Per quanto riguarda l'export tra gennaio e maggio (ultimo dato ad oggi disponibile) le vendite estere archiviano una contrazione pari al -34,4%, mentre l’import perde il -24,9%. Il saldo commerciale di comparto si porta sui 500 milioni di euro, in calo, dunque, di circa 356 milioni rispetto all’avanzo del corrispondente periodo del 2019. Circa le performance evidenziate dai singoli mercati di sbocco, emerge un quadro scarsamente differenziato a fronte dell’impatto mondiale avuto dal Covid-19. Una minima distinzione può essere fatta per quei Paesi che da gennaio a maggio 2020 hanno sperimentato un calo inferiore al -30% rispetto al medesimo periodo del 2019 e quanti hanno, invece, accusato flessioni di ben maggior entità, superiori al -30% o addirittura superiori al -40%. Tra i primi si annoverano in realtà pochi Paesi, ovvero Germania (-25%), Francia (-26,7%) e, su livelli decisamente inferiori, Polonia (-26,5%). Cali dell’export compresi tra il -30% e il -39,9% riguardano, invece, Romania (-37,4%), Stati Uniti (-34,7%), Tunisia (-36,3%), Spagna (-33,7%), Regno Unito (-32,5%), Marocco (-34,6%).  Gli altri Paesi sempre rientranti tra i primi 15 per valore di export di tessuti italiani, accusano invece flessioni del -40% e più; tra questi Cina (-41,6%), Giappone (-41,9%), Portogallo (-46,5%), Bulgaria (-42,8%) e Turchia (-41,3%). La maglia nera spetta però ad Hong Kong, che raggiunge una flessione del -51,5%.

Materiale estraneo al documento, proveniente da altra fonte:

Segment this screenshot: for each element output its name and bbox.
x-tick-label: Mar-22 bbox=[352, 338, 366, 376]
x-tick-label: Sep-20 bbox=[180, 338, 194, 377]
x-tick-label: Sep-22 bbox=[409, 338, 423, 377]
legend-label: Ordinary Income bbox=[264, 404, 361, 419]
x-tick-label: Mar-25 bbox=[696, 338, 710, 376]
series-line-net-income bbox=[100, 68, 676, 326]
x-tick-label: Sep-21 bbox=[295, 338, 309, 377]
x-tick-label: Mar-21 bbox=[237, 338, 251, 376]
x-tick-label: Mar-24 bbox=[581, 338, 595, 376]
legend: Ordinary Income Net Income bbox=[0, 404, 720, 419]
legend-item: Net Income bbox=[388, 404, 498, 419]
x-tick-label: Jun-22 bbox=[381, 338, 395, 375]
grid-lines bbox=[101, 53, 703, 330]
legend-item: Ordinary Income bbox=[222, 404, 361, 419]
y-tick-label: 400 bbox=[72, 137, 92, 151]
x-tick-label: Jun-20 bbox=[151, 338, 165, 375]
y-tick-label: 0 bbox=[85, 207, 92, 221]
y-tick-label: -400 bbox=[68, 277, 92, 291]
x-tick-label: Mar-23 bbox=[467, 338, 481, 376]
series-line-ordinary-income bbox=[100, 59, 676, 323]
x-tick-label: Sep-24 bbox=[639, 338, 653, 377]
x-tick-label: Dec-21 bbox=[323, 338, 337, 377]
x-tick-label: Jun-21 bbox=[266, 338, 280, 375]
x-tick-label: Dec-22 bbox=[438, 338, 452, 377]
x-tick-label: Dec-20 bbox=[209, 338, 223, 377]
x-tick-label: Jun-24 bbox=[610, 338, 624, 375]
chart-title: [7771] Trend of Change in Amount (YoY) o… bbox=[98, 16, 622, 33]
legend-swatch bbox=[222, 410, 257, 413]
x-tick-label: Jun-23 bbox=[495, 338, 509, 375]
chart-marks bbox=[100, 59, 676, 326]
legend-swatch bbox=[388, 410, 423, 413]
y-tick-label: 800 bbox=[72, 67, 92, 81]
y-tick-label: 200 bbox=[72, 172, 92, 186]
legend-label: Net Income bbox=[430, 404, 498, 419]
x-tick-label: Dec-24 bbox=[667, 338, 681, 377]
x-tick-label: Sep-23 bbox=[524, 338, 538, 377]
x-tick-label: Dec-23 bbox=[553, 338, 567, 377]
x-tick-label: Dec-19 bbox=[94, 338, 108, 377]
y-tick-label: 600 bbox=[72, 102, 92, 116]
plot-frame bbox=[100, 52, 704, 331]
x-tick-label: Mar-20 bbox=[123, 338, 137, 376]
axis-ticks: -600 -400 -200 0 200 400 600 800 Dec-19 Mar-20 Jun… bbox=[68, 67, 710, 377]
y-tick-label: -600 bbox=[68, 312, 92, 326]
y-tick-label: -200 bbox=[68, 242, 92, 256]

Le attese sulla seconda parte, che si inaugura proprio con la nuova edizione di Milano Unica, restano prudenti. Sulla base dell’Indagine svolta da Confindustria Moda su un campione di aziende associate, le sole imprese operanti nel monte della filiera (tessitura inclusa) prevedono, praticamente all’unanimità, di chiudere l’anno in calo; solo nel 14% dei casi la flessione è attesa entro il -20%.